Concertstück  [19'52]

Introduction  EnglishFrançaisDeutsch
Cowen’s youthful Piano Concerto was performed by the seventeen-year-old composer at St James’s Hall in 1869; but, nearly thirty years on, when he came to write his Concertstück for piano and orchestra, that early concerto had long been forgotten, and indeed, along with many of his early works, the music is lost. The Concertstück was written in 1897 for the celebrated Polish pianist Paderewski and was first performed by him at the Philharmonic Society’s concert at Queen’s Hall on 28 June 1900. In his autobiography Cowen wrote how before the performance he ‘went over to Paris for a few days to work up the music with him [Paderewski] and to make sundry revisions and elaborate certain of the passages to suit his immense technique … Not taking into consideration a very early concerto, the Concertstück was the first work [for piano and orchestra] I had written, and its performance at the Philharmonic, through his fine interpretation, proved very brilliant and effective.’ Perhaps remembering Liszt’s Piano Concerto in E flat major, the scoring includes a triangle among the percussion.
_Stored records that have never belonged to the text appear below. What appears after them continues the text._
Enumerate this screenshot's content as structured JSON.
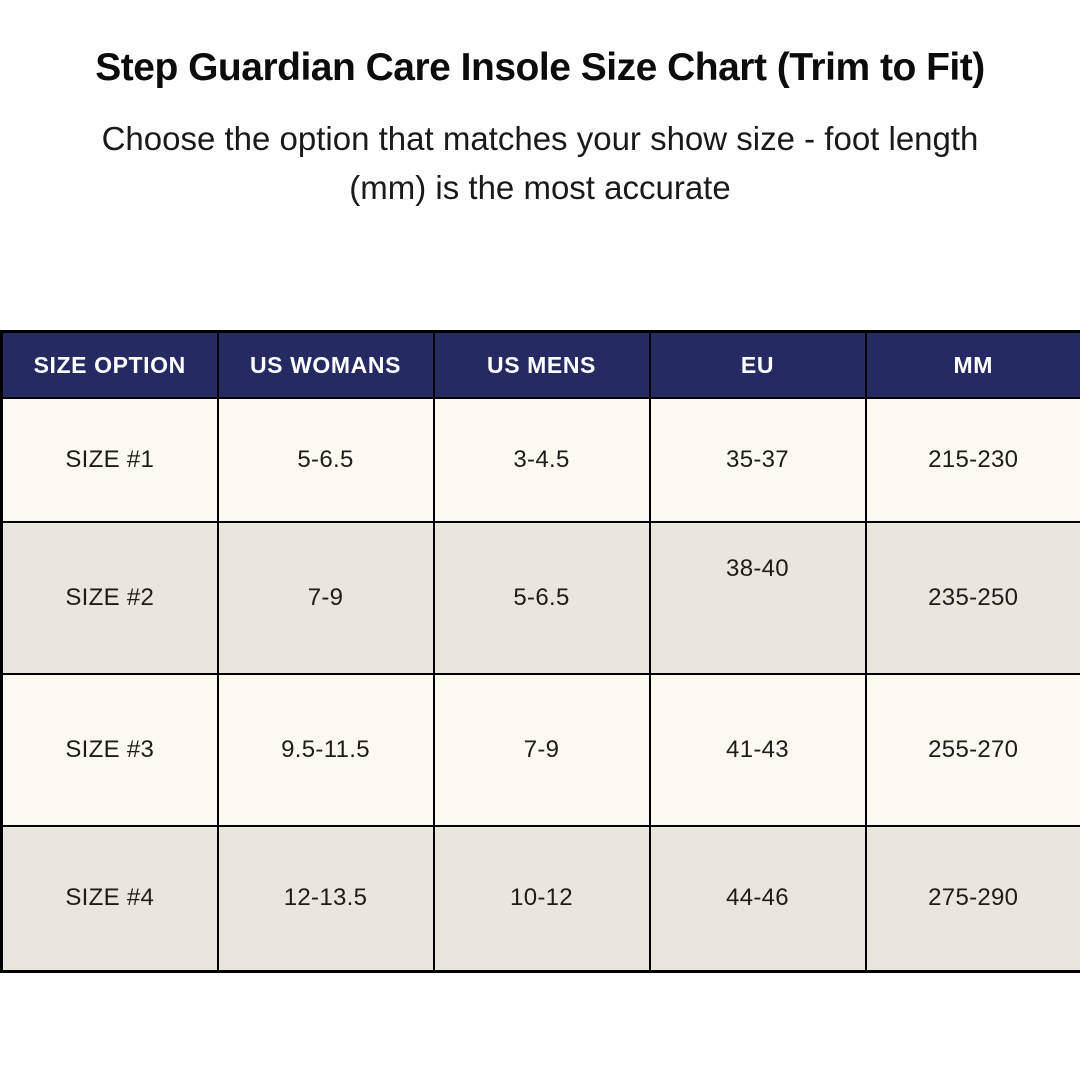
{
  "page": {
    "title": "Step Guardian Care Insole Size Chart (Trim to Fit)",
    "subtitle_lines": [
      "Choose the option that matches your show size - foot length",
      "(mm) is the most accurate"
    ]
  },
  "colors": {
    "header_bg": "#252a63",
    "header_text": "#ffffff",
    "row_light": "#fbfaf1",
    "row_dark": "#eae6dd",
    "border": "#000000",
    "page_bg": "#ffffff"
  },
  "chart_data": {
    "type": "table",
    "title": "Step Guardian Care Insole Size Chart (Trim to Fit)",
    "columns": [
      "SIZE OPTION",
      "US WOMANS",
      "US MENS",
      "EU",
      "MM"
    ],
    "rows": [
      [
        "SIZE #1",
        "5-6.5",
        "3-4.5",
        "35-37",
        "215-230"
      ],
      [
        "SIZE #2",
        "7-9",
        "5-6.5",
        "38-40",
        "235-250"
      ],
      [
        "SIZE #3",
        "9.5-11.5",
        "7-9",
        "41-43",
        "255-270"
      ],
      [
        "SIZE #4",
        "12-13.5",
        "10-12",
        "44-46",
        "275-290"
      ]
    ],
    "layout_hints": {
      "header_style": "navy background, white bold text",
      "row_striping": "odd rows cream, even rows beige",
      "special": "row 2 EU value rendered above vertical center"
    }
  }
}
The music of this twenty-minute movement plays continuously, but falls into several sections. A clarinet opens proceedings with a lamenting theme punctuated by solemn chords. The scoring of this introduction is delightful, and soon coloured with horn tone. The piano takes up the theme and quickly introduces a falling dotted motif that reappears throughout and returns in triumph at the end. Cowen, no mean pianist himself, constantly leaves his soloist with little accompaniment. The music works up to a climax. Eventually, with a cadenza, the soloist takes us into a twelve-bar linking section, A tempo moderato, which Cowen scores with the light touch for which he was celebrated, the harp prominent and the violins reduced to just four players. The following Molto allegro leads to a contrasted piano idyll—Tempo tranquillo—all rounded by a cadenza and coda in which both themes appear.
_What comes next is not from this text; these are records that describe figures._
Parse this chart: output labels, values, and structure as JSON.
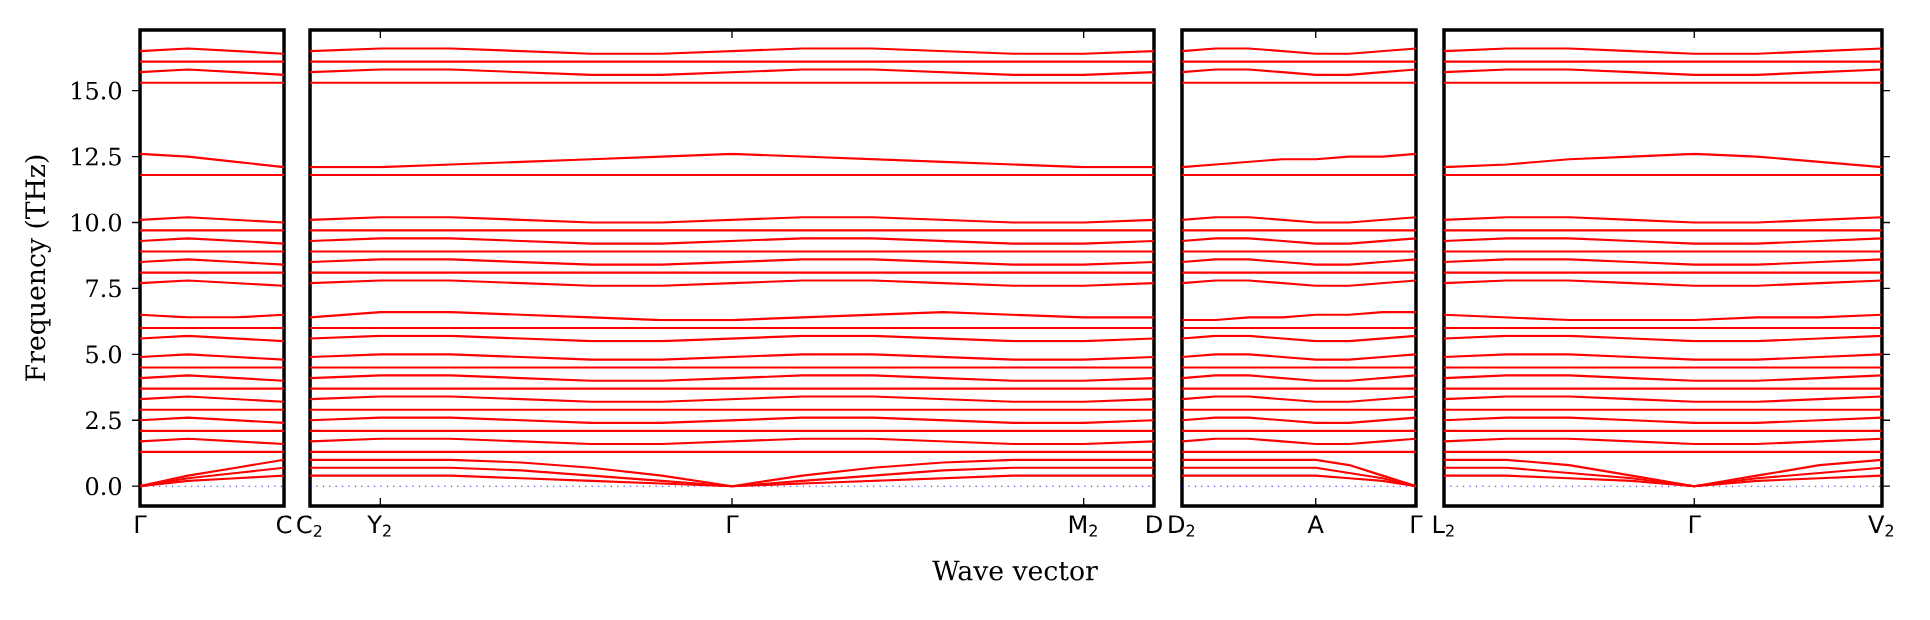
{
  "chart_data": [
    {
      "type": "line",
      "ylabel": "Frequency (THz)",
      "color": "#ff0000",
      "categories": [
        "Γ",
        null,
        null,
        "C"
      ],
      "ylim": [
        -0.75,
        17.3
      ],
      "yticks": [
        {
          "value": 0,
          "label": "0.0"
        },
        {
          "value": 2.5,
          "label": "2.5"
        },
        {
          "value": 5,
          "label": "5.0"
        },
        {
          "value": 7.5,
          "label": "7.5"
        },
        {
          "value": 10,
          "label": "10.0"
        },
        {
          "value": 12.5,
          "label": "12.5"
        },
        {
          "value": 15,
          "label": "15.0"
        }
      ],
      "ref_lines": [
        {
          "axis": "y",
          "value": 0,
          "color": "#0000ff",
          "line_style": "dotted"
        }
      ],
      "series": [
        {
          "values": [
            0,
            0.2,
            0.3,
            0.4
          ]
        },
        {
          "values": [
            0,
            0.3,
            0.5,
            0.7
          ]
        },
        {
          "values": [
            0,
            0.4,
            0.7,
            1.0
          ]
        },
        {
          "values": [
            1.3,
            1.3,
            1.3,
            1.3
          ]
        },
        {
          "values": [
            1.7,
            1.8,
            1.7,
            1.6
          ]
        },
        {
          "values": [
            2.1,
            2.1,
            2.1,
            2.1
          ]
        },
        {
          "values": [
            2.5,
            2.6,
            2.5,
            2.4
          ]
        },
        {
          "values": [
            2.9,
            2.9,
            2.9,
            2.9
          ]
        },
        {
          "values": [
            3.3,
            3.4,
            3.3,
            3.2
          ]
        },
        {
          "values": [
            3.7,
            3.7,
            3.7,
            3.7
          ]
        },
        {
          "values": [
            4.1,
            4.2,
            4.1,
            4.0
          ]
        },
        {
          "values": [
            4.5,
            4.5,
            4.5,
            4.5
          ]
        },
        {
          "values": [
            4.9,
            5.0,
            4.9,
            4.8
          ]
        },
        {
          "values": [
            5.6,
            5.7,
            5.6,
            5.5
          ]
        },
        {
          "values": [
            6.0,
            6.0,
            6.0,
            6.0
          ]
        },
        {
          "values": [
            6.5,
            6.4,
            6.4,
            6.5
          ]
        },
        {
          "values": [
            7.7,
            7.8,
            7.7,
            7.6
          ]
        },
        {
          "values": [
            8.1,
            8.1,
            8.1,
            8.1
          ]
        },
        {
          "values": [
            8.5,
            8.6,
            8.5,
            8.4
          ]
        },
        {
          "values": [
            8.9,
            8.9,
            8.9,
            8.9
          ]
        },
        {
          "values": [
            9.3,
            9.4,
            9.3,
            9.2
          ]
        },
        {
          "values": [
            9.7,
            9.7,
            9.7,
            9.7
          ]
        },
        {
          "values": [
            10.1,
            10.2,
            10.1,
            10.0
          ]
        },
        {
          "values": [
            11.8,
            11.8,
            11.8,
            11.8
          ]
        },
        {
          "values": [
            12.6,
            12.5,
            12.3,
            12.1
          ]
        },
        {
          "values": [
            15.3,
            15.3,
            15.3,
            15.3
          ]
        },
        {
          "values": [
            15.7,
            15.8,
            15.7,
            15.6
          ]
        },
        {
          "values": [
            16.1,
            16.1,
            16.1,
            16.1
          ]
        },
        {
          "values": [
            16.5,
            16.6,
            16.5,
            16.4
          ]
        }
      ]
    },
    {
      "type": "line",
      "xlabel": "Wave vector",
      "color": "#ff0000",
      "tick_labels": "x",
      "categories": [
        "C$_{2}$",
        "Y$_{2}$",
        null,
        null,
        null,
        null,
        "Γ",
        null,
        null,
        null,
        null,
        "M$_{2}$",
        "D"
      ],
      "ylim": [
        -0.75,
        17.3
      ],
      "yticks": [
        0,
        2.5,
        5,
        7.5,
        10,
        12.5,
        15
      ],
      "ref_lines": [
        {
          "axis": "y",
          "value": 0,
          "color": "#0000ff",
          "line_style": "dotted"
        }
      ],
      "series": [
        {
          "values": [
            0.4,
            0.4,
            0.4,
            0.3,
            0.2,
            0.1,
            0,
            0.1,
            0.2,
            0.3,
            0.4,
            0.4,
            0.4
          ]
        },
        {
          "values": [
            0.7,
            0.7,
            0.7,
            0.6,
            0.4,
            0.2,
            0,
            0.2,
            0.4,
            0.6,
            0.7,
            0.7,
            0.7
          ]
        },
        {
          "values": [
            1.0,
            1.0,
            1.0,
            0.9,
            0.7,
            0.4,
            0,
            0.4,
            0.7,
            0.9,
            1.0,
            1.0,
            1.0
          ]
        },
        {
          "values": [
            1.3,
            1.3,
            1.3,
            1.3,
            1.3,
            1.3,
            1.3,
            1.3,
            1.3,
            1.3,
            1.3,
            1.3,
            1.3
          ]
        },
        {
          "values": [
            1.7,
            1.8,
            1.8,
            1.7,
            1.6,
            1.6,
            1.7,
            1.8,
            1.8,
            1.7,
            1.6,
            1.6,
            1.7
          ]
        },
        {
          "values": [
            2.1,
            2.1,
            2.1,
            2.1,
            2.1,
            2.1,
            2.1,
            2.1,
            2.1,
            2.1,
            2.1,
            2.1,
            2.1
          ]
        },
        {
          "values": [
            2.5,
            2.6,
            2.6,
            2.5,
            2.4,
            2.4,
            2.5,
            2.6,
            2.6,
            2.5,
            2.4,
            2.4,
            2.5
          ]
        },
        {
          "values": [
            2.9,
            2.9,
            2.9,
            2.9,
            2.9,
            2.9,
            2.9,
            2.9,
            2.9,
            2.9,
            2.9,
            2.9,
            2.9
          ]
        },
        {
          "values": [
            3.3,
            3.4,
            3.4,
            3.3,
            3.2,
            3.2,
            3.3,
            3.4,
            3.4,
            3.3,
            3.2,
            3.2,
            3.3
          ]
        },
        {
          "values": [
            3.7,
            3.7,
            3.7,
            3.7,
            3.7,
            3.7,
            3.7,
            3.7,
            3.7,
            3.7,
            3.7,
            3.7,
            3.7
          ]
        },
        {
          "values": [
            4.1,
            4.2,
            4.2,
            4.1,
            4.0,
            4.0,
            4.1,
            4.2,
            4.2,
            4.1,
            4.0,
            4.0,
            4.1
          ]
        },
        {
          "values": [
            4.5,
            4.5,
            4.5,
            4.5,
            4.5,
            4.5,
            4.5,
            4.5,
            4.5,
            4.5,
            4.5,
            4.5,
            4.5
          ]
        },
        {
          "values": [
            4.9,
            5.0,
            5.0,
            4.9,
            4.8,
            4.8,
            4.9,
            5.0,
            5.0,
            4.9,
            4.8,
            4.8,
            4.9
          ]
        },
        {
          "values": [
            5.6,
            5.7,
            5.7,
            5.6,
            5.5,
            5.5,
            5.6,
            5.7,
            5.7,
            5.6,
            5.5,
            5.5,
            5.6
          ]
        },
        {
          "values": [
            6.0,
            6.0,
            6.0,
            6.0,
            6.0,
            6.0,
            6.0,
            6.0,
            6.0,
            6.0,
            6.0,
            6.0,
            6.0
          ]
        },
        {
          "values": [
            6.4,
            6.6,
            6.6,
            6.5,
            6.4,
            6.3,
            6.3,
            6.4,
            6.5,
            6.6,
            6.5,
            6.4,
            6.4
          ]
        },
        {
          "values": [
            7.7,
            7.8,
            7.8,
            7.7,
            7.6,
            7.6,
            7.7,
            7.8,
            7.8,
            7.7,
            7.6,
            7.6,
            7.7
          ]
        },
        {
          "values": [
            8.1,
            8.1,
            8.1,
            8.1,
            8.1,
            8.1,
            8.1,
            8.1,
            8.1,
            8.1,
            8.1,
            8.1,
            8.1
          ]
        },
        {
          "values": [
            8.5,
            8.6,
            8.6,
            8.5,
            8.4,
            8.4,
            8.5,
            8.6,
            8.6,
            8.5,
            8.4,
            8.4,
            8.5
          ]
        },
        {
          "values": [
            8.9,
            8.9,
            8.9,
            8.9,
            8.9,
            8.9,
            8.9,
            8.9,
            8.9,
            8.9,
            8.9,
            8.9,
            8.9
          ]
        },
        {
          "values": [
            9.3,
            9.4,
            9.4,
            9.3,
            9.2,
            9.2,
            9.3,
            9.4,
            9.4,
            9.3,
            9.2,
            9.2,
            9.3
          ]
        },
        {
          "values": [
            9.7,
            9.7,
            9.7,
            9.7,
            9.7,
            9.7,
            9.7,
            9.7,
            9.7,
            9.7,
            9.7,
            9.7,
            9.7
          ]
        },
        {
          "values": [
            10.1,
            10.2,
            10.2,
            10.1,
            10.0,
            10.0,
            10.1,
            10.2,
            10.2,
            10.1,
            10.0,
            10.0,
            10.1
          ]
        },
        {
          "values": [
            11.8,
            11.8,
            11.8,
            11.8,
            11.8,
            11.8,
            11.8,
            11.8,
            11.8,
            11.8,
            11.8,
            11.8,
            11.8
          ]
        },
        {
          "values": [
            12.1,
            12.1,
            12.2,
            12.3,
            12.4,
            12.5,
            12.6,
            12.5,
            12.4,
            12.3,
            12.2,
            12.1,
            12.1
          ]
        },
        {
          "values": [
            15.3,
            15.3,
            15.3,
            15.3,
            15.3,
            15.3,
            15.3,
            15.3,
            15.3,
            15.3,
            15.3,
            15.3,
            15.3
          ]
        },
        {
          "values": [
            15.7,
            15.8,
            15.8,
            15.7,
            15.6,
            15.6,
            15.7,
            15.8,
            15.8,
            15.7,
            15.6,
            15.6,
            15.7
          ]
        },
        {
          "values": [
            16.1,
            16.1,
            16.1,
            16.1,
            16.1,
            16.1,
            16.1,
            16.1,
            16.1,
            16.1,
            16.1,
            16.1,
            16.1
          ]
        },
        {
          "values": [
            16.5,
            16.6,
            16.6,
            16.5,
            16.4,
            16.4,
            16.5,
            16.6,
            16.6,
            16.5,
            16.4,
            16.4,
            16.5
          ]
        }
      ]
    },
    {
      "type": "line",
      "color": "#ff0000",
      "tick_labels": "x",
      "categories": [
        "D$_{2}$",
        null,
        null,
        null,
        "A",
        null,
        null,
        "Γ"
      ],
      "ylim": [
        -0.75,
        17.3
      ],
      "yticks": [
        0,
        2.5,
        5,
        7.5,
        10,
        12.5,
        15
      ],
      "ref_lines": [
        {
          "axis": "y",
          "value": 0,
          "color": "#0000ff",
          "line_style": "dotted"
        }
      ],
      "series": [
        {
          "values": [
            0.4,
            0.4,
            0.4,
            0.4,
            0.4,
            0.3,
            0.2,
            0
          ]
        },
        {
          "values": [
            0.7,
            0.7,
            0.7,
            0.7,
            0.7,
            0.5,
            0.3,
            0
          ]
        },
        {
          "values": [
            1.0,
            1.0,
            1.0,
            1.0,
            1.0,
            0.8,
            0.4,
            0
          ]
        },
        {
          "values": [
            1.3,
            1.3,
            1.3,
            1.3,
            1.3,
            1.3,
            1.3,
            1.3
          ]
        },
        {
          "values": [
            1.7,
            1.8,
            1.8,
            1.7,
            1.6,
            1.6,
            1.7,
            1.8
          ]
        },
        {
          "values": [
            2.1,
            2.1,
            2.1,
            2.1,
            2.1,
            2.1,
            2.1,
            2.1
          ]
        },
        {
          "values": [
            2.5,
            2.6,
            2.6,
            2.5,
            2.4,
            2.4,
            2.5,
            2.6
          ]
        },
        {
          "values": [
            2.9,
            2.9,
            2.9,
            2.9,
            2.9,
            2.9,
            2.9,
            2.9
          ]
        },
        {
          "values": [
            3.3,
            3.4,
            3.4,
            3.3,
            3.2,
            3.2,
            3.3,
            3.4
          ]
        },
        {
          "values": [
            3.7,
            3.7,
            3.7,
            3.7,
            3.7,
            3.7,
            3.7,
            3.7
          ]
        },
        {
          "values": [
            4.1,
            4.2,
            4.2,
            4.1,
            4.0,
            4.0,
            4.1,
            4.2
          ]
        },
        {
          "values": [
            4.5,
            4.5,
            4.5,
            4.5,
            4.5,
            4.5,
            4.5,
            4.5
          ]
        },
        {
          "values": [
            4.9,
            5.0,
            5.0,
            4.9,
            4.8,
            4.8,
            4.9,
            5.0
          ]
        },
        {
          "values": [
            5.6,
            5.7,
            5.7,
            5.6,
            5.5,
            5.5,
            5.6,
            5.7
          ]
        },
        {
          "values": [
            6.0,
            6.0,
            6.0,
            6.0,
            6.0,
            6.0,
            6.0,
            6.0
          ]
        },
        {
          "values": [
            6.3,
            6.3,
            6.4,
            6.4,
            6.5,
            6.5,
            6.6,
            6.6
          ]
        },
        {
          "values": [
            7.7,
            7.8,
            7.8,
            7.7,
            7.6,
            7.6,
            7.7,
            7.8
          ]
        },
        {
          "values": [
            8.1,
            8.1,
            8.1,
            8.1,
            8.1,
            8.1,
            8.1,
            8.1
          ]
        },
        {
          "values": [
            8.5,
            8.6,
            8.6,
            8.5,
            8.4,
            8.4,
            8.5,
            8.6
          ]
        },
        {
          "values": [
            8.9,
            8.9,
            8.9,
            8.9,
            8.9,
            8.9,
            8.9,
            8.9
          ]
        },
        {
          "values": [
            9.3,
            9.4,
            9.4,
            9.3,
            9.2,
            9.2,
            9.3,
            9.4
          ]
        },
        {
          "values": [
            9.7,
            9.7,
            9.7,
            9.7,
            9.7,
            9.7,
            9.7,
            9.7
          ]
        },
        {
          "values": [
            10.1,
            10.2,
            10.2,
            10.1,
            10.0,
            10.0,
            10.1,
            10.2
          ]
        },
        {
          "values": [
            11.8,
            11.8,
            11.8,
            11.8,
            11.8,
            11.8,
            11.8,
            11.8
          ]
        },
        {
          "values": [
            12.1,
            12.2,
            12.3,
            12.4,
            12.4,
            12.5,
            12.5,
            12.6
          ]
        },
        {
          "values": [
            15.3,
            15.3,
            15.3,
            15.3,
            15.3,
            15.3,
            15.3,
            15.3
          ]
        },
        {
          "values": [
            15.7,
            15.8,
            15.8,
            15.7,
            15.6,
            15.6,
            15.7,
            15.8
          ]
        },
        {
          "values": [
            16.1,
            16.1,
            16.1,
            16.1,
            16.1,
            16.1,
            16.1,
            16.1
          ]
        },
        {
          "values": [
            16.5,
            16.6,
            16.6,
            16.5,
            16.4,
            16.4,
            16.5,
            16.6
          ]
        }
      ]
    },
    {
      "type": "line",
      "color": "#ff0000",
      "tick_labels": "x",
      "categories": [
        "L$_{2}$",
        null,
        null,
        null,
        "Γ",
        null,
        null,
        "V$_{2}$"
      ],
      "ylim": [
        -0.75,
        17.3
      ],
      "yticks": [
        0,
        2.5,
        5,
        7.5,
        10,
        12.5,
        15
      ],
      "ref_lines": [
        {
          "axis": "y",
          "value": 0,
          "color": "#0000ff",
          "line_style": "dotted"
        }
      ],
      "series": [
        {
          "values": [
            0.4,
            0.4,
            0.3,
            0.2,
            0,
            0.2,
            0.3,
            0.4
          ]
        },
        {
          "values": [
            0.7,
            0.7,
            0.5,
            0.3,
            0,
            0.3,
            0.5,
            0.7
          ]
        },
        {
          "values": [
            1.0,
            1.0,
            0.8,
            0.4,
            0,
            0.4,
            0.8,
            1.0
          ]
        },
        {
          "values": [
            1.3,
            1.3,
            1.3,
            1.3,
            1.3,
            1.3,
            1.3,
            1.3
          ]
        },
        {
          "values": [
            1.7,
            1.8,
            1.8,
            1.7,
            1.6,
            1.6,
            1.7,
            1.8
          ]
        },
        {
          "values": [
            2.1,
            2.1,
            2.1,
            2.1,
            2.1,
            2.1,
            2.1,
            2.1
          ]
        },
        {
          "values": [
            2.5,
            2.6,
            2.6,
            2.5,
            2.4,
            2.4,
            2.5,
            2.6
          ]
        },
        {
          "values": [
            2.9,
            2.9,
            2.9,
            2.9,
            2.9,
            2.9,
            2.9,
            2.9
          ]
        },
        {
          "values": [
            3.3,
            3.4,
            3.4,
            3.3,
            3.2,
            3.2,
            3.3,
            3.4
          ]
        },
        {
          "values": [
            3.7,
            3.7,
            3.7,
            3.7,
            3.7,
            3.7,
            3.7,
            3.7
          ]
        },
        {
          "values": [
            4.1,
            4.2,
            4.2,
            4.1,
            4.0,
            4.0,
            4.1,
            4.2
          ]
        },
        {
          "values": [
            4.5,
            4.5,
            4.5,
            4.5,
            4.5,
            4.5,
            4.5,
            4.5
          ]
        },
        {
          "values": [
            4.9,
            5.0,
            5.0,
            4.9,
            4.8,
            4.8,
            4.9,
            5.0
          ]
        },
        {
          "values": [
            5.6,
            5.7,
            5.7,
            5.6,
            5.5,
            5.5,
            5.6,
            5.7
          ]
        },
        {
          "values": [
            6.0,
            6.0,
            6.0,
            6.0,
            6.0,
            6.0,
            6.0,
            6.0
          ]
        },
        {
          "values": [
            6.5,
            6.4,
            6.3,
            6.3,
            6.3,
            6.4,
            6.4,
            6.5
          ]
        },
        {
          "values": [
            7.7,
            7.8,
            7.8,
            7.7,
            7.6,
            7.6,
            7.7,
            7.8
          ]
        },
        {
          "values": [
            8.1,
            8.1,
            8.1,
            8.1,
            8.1,
            8.1,
            8.1,
            8.1
          ]
        },
        {
          "values": [
            8.5,
            8.6,
            8.6,
            8.5,
            8.4,
            8.4,
            8.5,
            8.6
          ]
        },
        {
          "values": [
            8.9,
            8.9,
            8.9,
            8.9,
            8.9,
            8.9,
            8.9,
            8.9
          ]
        },
        {
          "values": [
            9.3,
            9.4,
            9.4,
            9.3,
            9.2,
            9.2,
            9.3,
            9.4
          ]
        },
        {
          "values": [
            9.7,
            9.7,
            9.7,
            9.7,
            9.7,
            9.7,
            9.7,
            9.7
          ]
        },
        {
          "values": [
            10.1,
            10.2,
            10.2,
            10.1,
            10.0,
            10.0,
            10.1,
            10.2
          ]
        },
        {
          "values": [
            11.8,
            11.8,
            11.8,
            11.8,
            11.8,
            11.8,
            11.8,
            11.8
          ]
        },
        {
          "values": [
            12.1,
            12.2,
            12.4,
            12.5,
            12.6,
            12.5,
            12.3,
            12.1
          ]
        },
        {
          "values": [
            15.3,
            15.3,
            15.3,
            15.3,
            15.3,
            15.3,
            15.3,
            15.3
          ]
        },
        {
          "values": [
            15.7,
            15.8,
            15.8,
            15.7,
            15.6,
            15.6,
            15.7,
            15.8
          ]
        },
        {
          "values": [
            16.1,
            16.1,
            16.1,
            16.1,
            16.1,
            16.1,
            16.1,
            16.1
          ]
        },
        {
          "values": [
            16.5,
            16.6,
            16.6,
            16.5,
            16.4,
            16.4,
            16.5,
            16.6
          ]
        }
      ]
    }
  ]
}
Cowen now uses the triangle to colour a L’istesso tempo section (the time signature changes, to 2/4, but the apparent tempo does not). This is in G minor and again is introduced by the solo piano. The music proceeds in high spirits and with much piano display, the strings eventually finding a lyrical version of the falling motif.

The recapitulation starts with the piano repeating the 2/4 theme and there follows a succession of short sections, effectively contrasted variations, notably three delightful episodes in which both piano and orchestra are treated with the greatest delicacy. A gossamer piano cadenza muses on previous material, before the orchestra gradually increases the tempo and takes us to a closing headlong Presto—becoming Prestissimo—and the grand final statement of the theme, with piano chords sailing commandingly above. The final dash to the end contains brilliant passagework which goes on and on as if neither side is willing to give up.